空气里弥漫着淡淡的檀香和旧木的气息,与前台数码设备的微弱嗡鸣隔绝开来,时间在这里仿佛都变得缓慢而虔诚。
陈知微净手,从香案上请出三炷香,在长明灯上点燃。
青烟袅袅升起,她双手持香,举至眉心,垂眸敛目,声音轻得像落下的香灰:
“魂归有处,影有所依。新添之魂,勿再孤苦。愿尔安息,无再流离。”
她躬身三拜,将香稳稳插入香炉。
轮到许砚。
他上前,同样点燃三炷香。
当他学着陈知微的样子,将香举至眉心,闭上眼,准备在心中默念安魂词时,一种奇异的变化发生了。

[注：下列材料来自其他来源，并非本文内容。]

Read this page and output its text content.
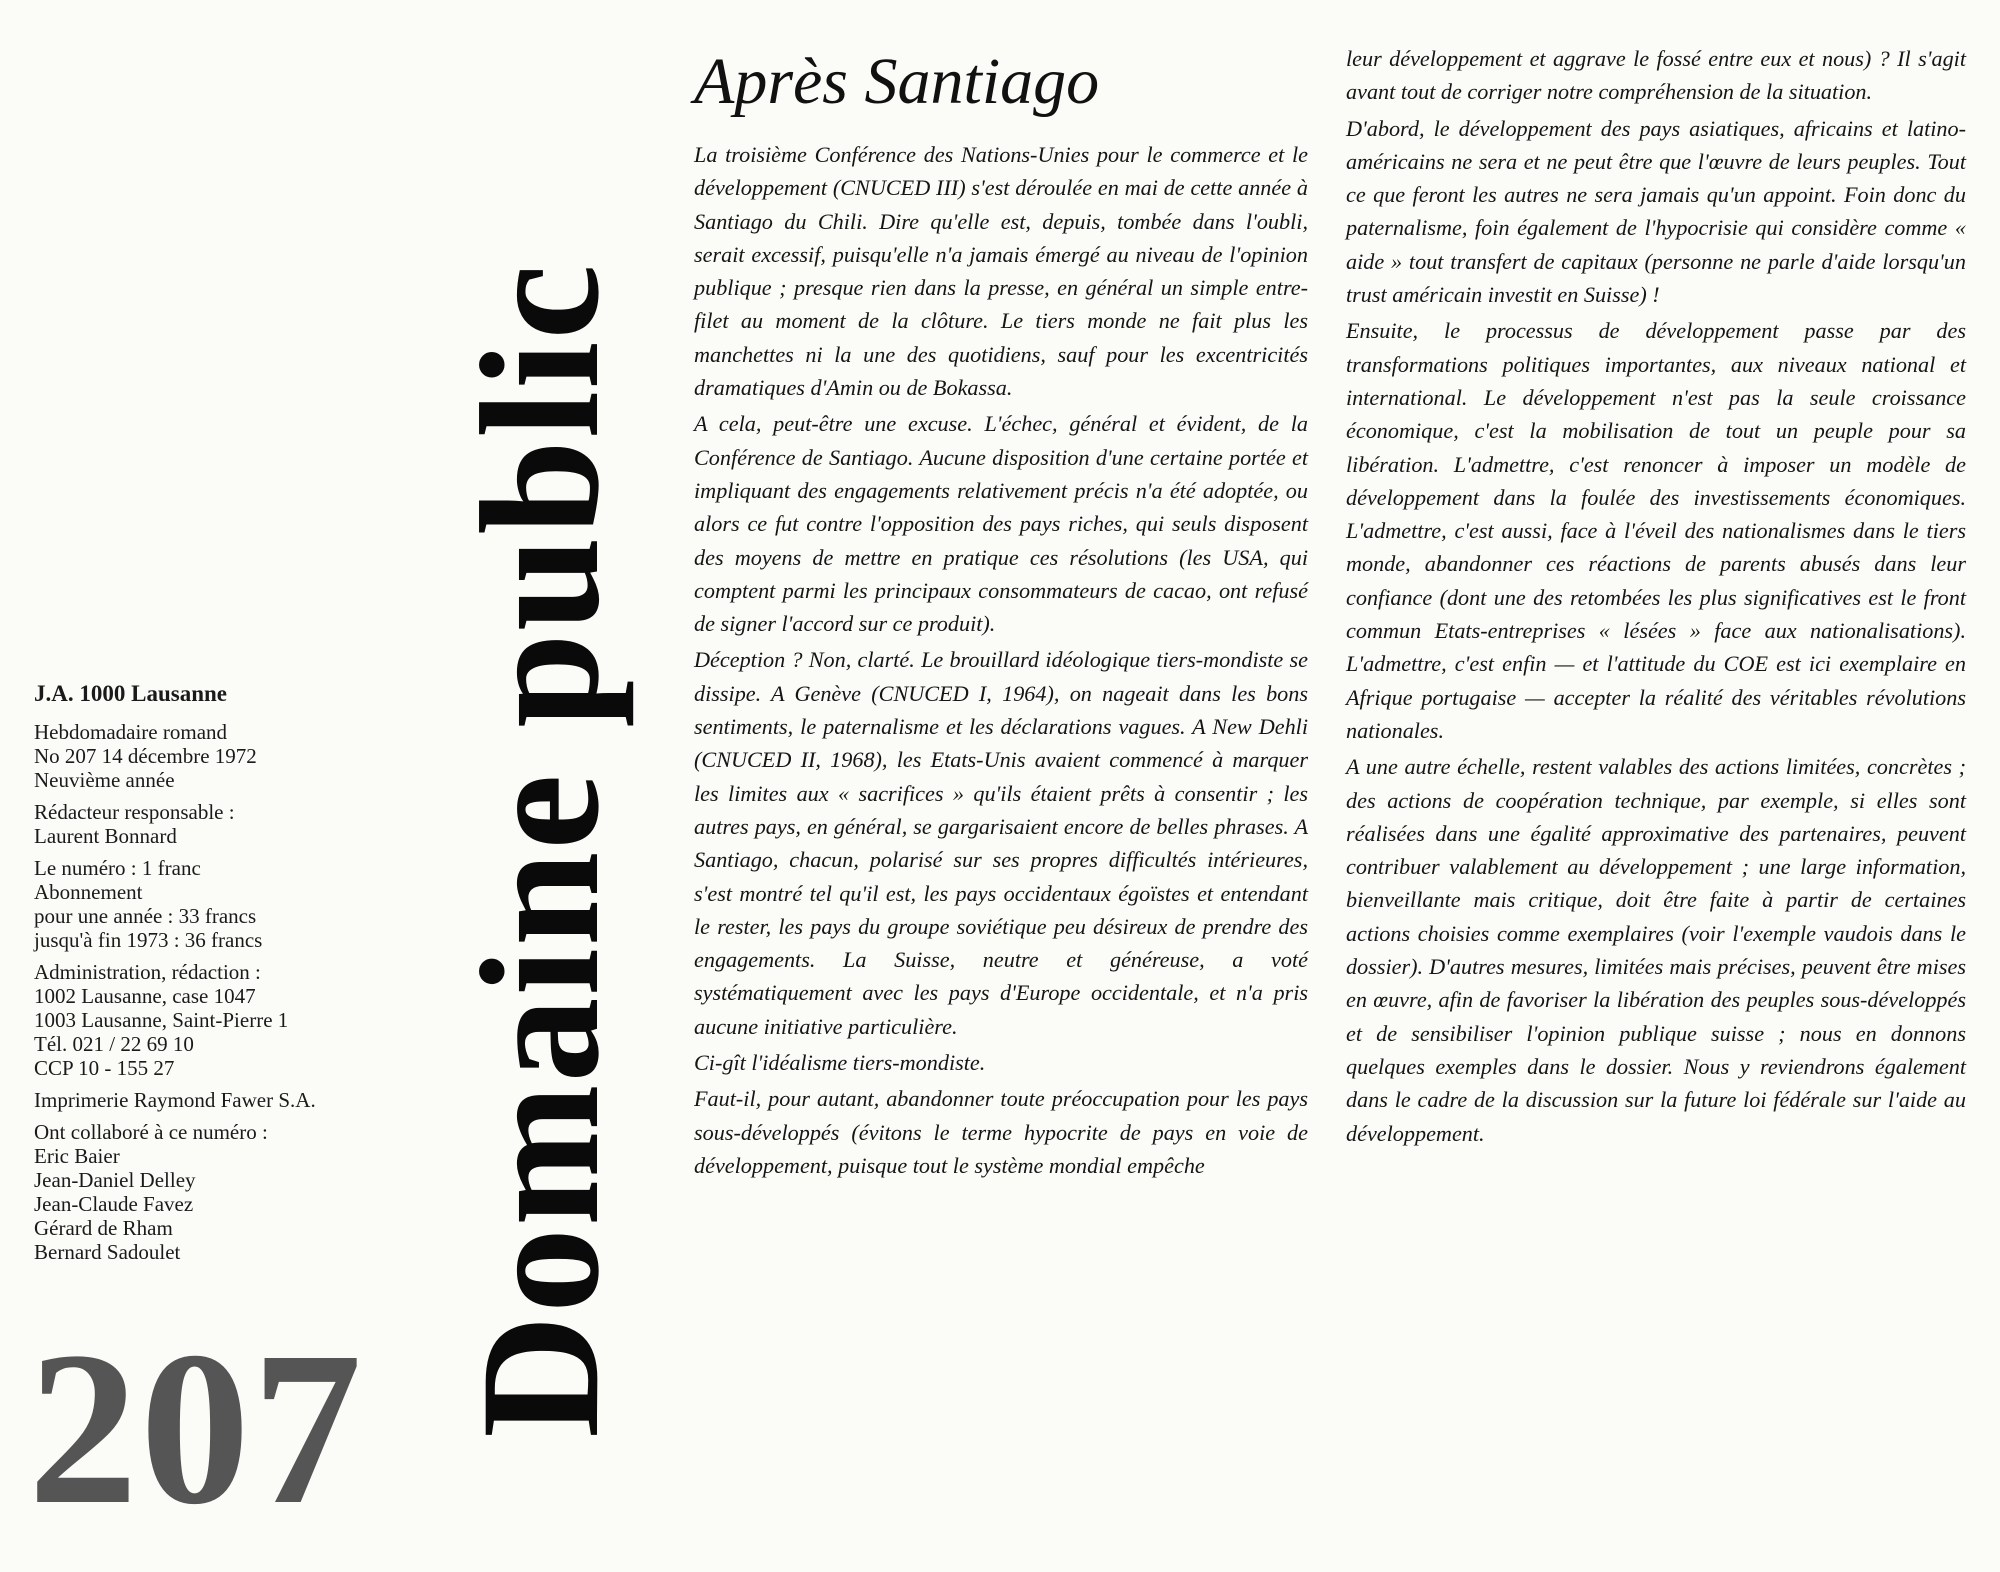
Domaine public
J.A. 1000 Lausanne
Hebdomadaire romand
No 207 14 décembre 1972
Neuvième année
Rédacteur responsable :
Laurent Bonnard
Le numéro : 1 franc
Abonnement
pour une année : 33 francs
jusqu'à fin 1973 : 36 francs
Administration, rédaction :
1002 Lausanne, case 1047
1003 Lausanne, Saint-Pierre 1
Tél. 021 / 22 69 10
CCP 10 - 155 27
Imprimerie Raymond Fawer S.A.
Ont collaboré à ce numéro :
Eric Baier
Jean-Daniel Delley
Jean-Claude Favez
Gérard de Rham
Bernard Sadoulet
207
Après Santiago

La troisième Conférence des Nations-Unies pour le commerce et le développement (CNUCED III) s'est déroulée en mai de cette année à Santiago du Chili. Dire qu'elle est, depuis, tombée dans l'oubli, serait excessif, puisqu'elle n'a jamais émergé au niveau de l'opinion publique ; presque rien dans la presse, en général un simple entre-filet au moment de la clôture. Le tiers monde ne fait plus les manchettes ni la une des quotidiens, sauf pour les excentricités dramatiques d'Amin ou de Bokassa.

A cela, peut-être une excuse. L'échec, général et évident, de la Conférence de Santiago. Aucune disposition d'une certaine portée et impliquant des engagements relativement précis n'a été adoptée, ou alors ce fut contre l'opposition des pays riches, qui seuls disposent des moyens de mettre en pratique ces résolutions (les USA, qui comptent parmi les principaux consommateurs de cacao, ont refusé de signer l'accord sur ce produit).

Déception ? Non, clarté. Le brouillard idéologique tiers-mondiste se dissipe. A Genève (CNUCED I, 1964), on nageait dans les bons sentiments, le paternalisme et les déclarations vagues. A New Dehli (CNUCED II, 1968), les Etats-Unis avaient commencé à marquer les limites aux « sacrifices » qu'ils étaient prêts à consentir ; les autres pays, en général, se gargarisaient encore de belles phrases. A Santiago, chacun, polarisé sur ses propres difficultés intérieures, s'est montré tel qu'il est, les pays occidentaux égoïstes et entendant le rester, les pays du groupe soviétique peu désireux de prendre des engagements. La Suisse, neutre et généreuse, a voté systématiquement avec les pays d'Europe occidentale, et n'a pris aucune initiative particulière.

Ci-gît l'idéalisme tiers-mondiste.

Faut-il, pour autant, abandonner toute préoccupation pour les pays sous-développés (évitons le terme hypocrite de pays en voie de développement, puisque tout le système mondial empêche

leur développement et aggrave le fossé entre eux et nous) ? Il s'agit avant tout de corriger notre compréhension de la situation.

D'abord, le développement des pays asiatiques, africains et latino-américains ne sera et ne peut être que l'œuvre de leurs peuples. Tout ce que feront les autres ne sera jamais qu'un appoint. Foin donc du paternalisme, foin également de l'hypocrisie qui considère comme « aide » tout transfert de capitaux (personne ne parle d'aide lorsqu'un trust américain investit en Suisse) !

Ensuite, le processus de développement passe par des transformations politiques importantes, aux niveaux national et international. Le développement n'est pas la seule croissance économique, c'est la mobilisation de tout un peuple pour sa libération. L'admettre, c'est renoncer à imposer un modèle de développement dans la foulée des investissements économiques. L'admettre, c'est aussi, face à l'éveil des nationalismes dans le tiers monde, abandonner ces réactions de parents abusés dans leur confiance (dont une des retombées les plus significatives est le front commun Etats-entreprises « lésées » face aux nationalisations). L'admettre, c'est enfin — et l'attitude du COE est ici exemplaire en Afrique portugaise — accepter la réalité des véritables révolutions nationales.

A une autre échelle, restent valables des actions limitées, concrètes ; des actions de coopération technique, par exemple, si elles sont réalisées dans une égalité approximative des partenaires, peuvent contribuer valablement au développement ; une large information, bienveillante mais critique, doit être faite à partir de certaines actions choisies comme exemplaires (voir l'exemple vaudois dans le dossier). D'autres mesures, limitées mais précises, peuvent être mises en œuvre, afin de favoriser la libération des peuples sous-développés et de sensibiliser l'opinion publique suisse ; nous en donnons quelques exemples dans le dossier. Nous y reviendrons également dans le cadre de la discussion sur la future loi fédérale sur l'aide au développement.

祠堂内原本只有檀香的气息、烛火的热度以及一种中正平和的宁静。
然而此刻,他清晰地“听”到了,香案旁那台用于记录祠堂内部环境的、常年静默的监控探头,其内部镜片调整焦距的微米级马达转动声;
以及更远处,前厅加密终端硬盘读写时那近乎永恒的、低沉的磁畴嗡鸣。
这些本该隐没在背景里的声音,却清晰得像在他血管里震颤。
他屏息,心口骤然一紧。
那不是祠堂的声音,也不是活人的耳能捕捉到的频率。
那更像……某种“余响”。
他缓缓睁开眼,看见香烟在空中盘旋,似在勾勒一张陌生又熟悉的轮廓,随后散开。
他忽然明白,小舟的残念并没有彻底消失,而是化为某种力量,嵌进了自己。
可那股力量冰冷,像锁链,不是馈赠,而是新的负担。
祠堂的烛火噼啪作响,映在他脸上,仿佛在提醒:
——记得,也是一种新生。
许砚插香,静静站了一会儿,转身看向陈知微,眼神罕见地透出亮光。
“我大概明白了。”他低声说。
陈知微怔了怔,微微抬眼。
“为什么师父总要我们记得,要行这些仪式。”许砚缓缓吐出一口气,嗓音带着沙哑的颤意,“这不只是给逝去的人一个体面和安息……更是给活着的人留下锚点。没有这些,我们早晚会被撕成碎片,连自己是谁都守不住。”
话音落下,祠堂内的烛火轻轻一颤。
陈知微盯着他,眼眶一点点泛红。她轻轻呼出一口气,声音像压抑了许久的泪:“你终于说出来了……爷爷若是听到,应该会很欣慰。”